Question

If ${x^2} - 1$ is factor of $a{x^4} + b{x^3} + c{x^2} + dx + e$ , then show that $a + c + e = b + d = 0$

Answer 1

Hint:
As the factor of the equation is given, we can find the roots of the equations by equating the factor to zero. Then we can apply the roots to the polynomial to obtain 2 equations. Then we can add the equations and subtract the equations separately to obtain the required relation.
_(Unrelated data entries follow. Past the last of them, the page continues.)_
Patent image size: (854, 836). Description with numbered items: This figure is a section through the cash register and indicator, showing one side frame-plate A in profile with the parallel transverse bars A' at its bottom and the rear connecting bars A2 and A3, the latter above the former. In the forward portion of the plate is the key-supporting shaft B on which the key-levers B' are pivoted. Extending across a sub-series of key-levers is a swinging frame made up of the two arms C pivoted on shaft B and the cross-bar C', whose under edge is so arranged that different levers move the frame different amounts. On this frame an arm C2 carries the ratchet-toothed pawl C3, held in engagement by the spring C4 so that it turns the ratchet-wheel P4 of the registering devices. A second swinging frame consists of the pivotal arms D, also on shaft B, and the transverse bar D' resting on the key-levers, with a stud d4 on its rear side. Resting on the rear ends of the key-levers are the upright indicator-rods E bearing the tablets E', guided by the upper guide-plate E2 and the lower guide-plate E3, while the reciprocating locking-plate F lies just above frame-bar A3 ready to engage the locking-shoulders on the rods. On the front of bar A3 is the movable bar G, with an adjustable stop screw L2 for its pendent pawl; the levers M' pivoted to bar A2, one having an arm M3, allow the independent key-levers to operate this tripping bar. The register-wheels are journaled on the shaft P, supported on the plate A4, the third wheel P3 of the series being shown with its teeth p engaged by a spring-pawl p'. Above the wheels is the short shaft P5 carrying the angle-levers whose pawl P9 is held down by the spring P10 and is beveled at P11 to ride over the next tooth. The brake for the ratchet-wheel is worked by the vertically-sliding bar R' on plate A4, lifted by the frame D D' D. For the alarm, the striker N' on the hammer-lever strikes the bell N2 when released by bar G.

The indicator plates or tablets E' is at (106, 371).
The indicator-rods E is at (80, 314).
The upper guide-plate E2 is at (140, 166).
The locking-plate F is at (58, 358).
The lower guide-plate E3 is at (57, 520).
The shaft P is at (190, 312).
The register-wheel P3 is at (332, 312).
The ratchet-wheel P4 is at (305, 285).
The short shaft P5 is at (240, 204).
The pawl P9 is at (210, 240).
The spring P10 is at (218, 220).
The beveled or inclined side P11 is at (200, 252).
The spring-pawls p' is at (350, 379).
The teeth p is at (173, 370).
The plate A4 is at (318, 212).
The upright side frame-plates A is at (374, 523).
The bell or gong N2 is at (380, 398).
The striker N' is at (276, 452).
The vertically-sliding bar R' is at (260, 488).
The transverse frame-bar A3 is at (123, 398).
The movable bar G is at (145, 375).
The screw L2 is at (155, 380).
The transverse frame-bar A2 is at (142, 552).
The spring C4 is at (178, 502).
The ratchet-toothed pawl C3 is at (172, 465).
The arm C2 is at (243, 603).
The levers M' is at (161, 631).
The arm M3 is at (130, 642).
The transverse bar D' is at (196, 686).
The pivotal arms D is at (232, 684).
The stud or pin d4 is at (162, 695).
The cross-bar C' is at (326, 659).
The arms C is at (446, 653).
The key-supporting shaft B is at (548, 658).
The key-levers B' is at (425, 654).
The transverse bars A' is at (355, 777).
Complete step by step solution:
Let $f\left( x \right) = a{x^4} + b{x^3} + c{x^2} + dx + e$
It is given that ${x^2} - 1$ is a factor of this polynomial.
We know that the roots of the factor will also be the roots of the equation. So, we can find the roots of the factor. For that we equate it to zero.
 $ \Rightarrow {x^2} - 1 = 0$
 $ \Rightarrow {x^2} = 1$
On taking the square root, we get,
 $ \Rightarrow x = \pm 1$
Thus 1 and -1 are the roots of the factor. So, they will be the roots of the equations.
When $x = 1$ , we get,
 $ \Rightarrow f\left( 1 \right) = 0$
 $ \Rightarrow a \times {1^4} + b \times {1^3} + c \times {1^2} + d \times 1 + e = 0$
 $ \Rightarrow a + b + c + d + e = 0$ ….. (1)
When $x = - 1$ , we get,
 $ \Rightarrow f\left( { - 1} \right) = 0$
 $ \Rightarrow a \times {\left( { - 1} \right)^4} + b \times {\left( { - 1} \right)^3} + c \times {\left( { - 1} \right)^2} + d \times \left( { - 1} \right) + e = 0$
 $ \Rightarrow a - b + c - d + e = 0$ ….. (2)
Now we can add equations (1) and (2),
 $
   \Rightarrow a + b + c + d + e = 0 \\
  \underline {\left( + \right)a - b + c - d + e = 0} \\
  2a + 0 + 2c + 0 + 2e = 0 \\
 $
On dividing throughout with 2, we get,
 $ \Rightarrow a + c + e = 0$ … (3)
Now we can subtract equation (2) from equation (1),
 $
   \Rightarrow a + b + c + d + e = 0 \\
  \underline {\left( - \right)a - b + c - d + e = 0} \\
  0 + 2b + 0 + 2d + 0 = 0 \\
 $
On dividing throughout with 2, we get,
 $ \Rightarrow b + d = 0$ … (4).
 On comparing equations (3) and (4), we get,
 $ \Rightarrow a + c + e = b + d = 0$
Thus, we have proved the required result.

Note:
We know that roots of the polynomial are the values of the variable at which the value of the expression will become zero. If one of the factors is equal to zero, then the whole expression will become zero. So, we used the roots of the factor and took it as the root of the expression. While taking the square root of 1, we must take both the negative and positive roots. Then we must substitute both the values in the polynomial and equate it to zero.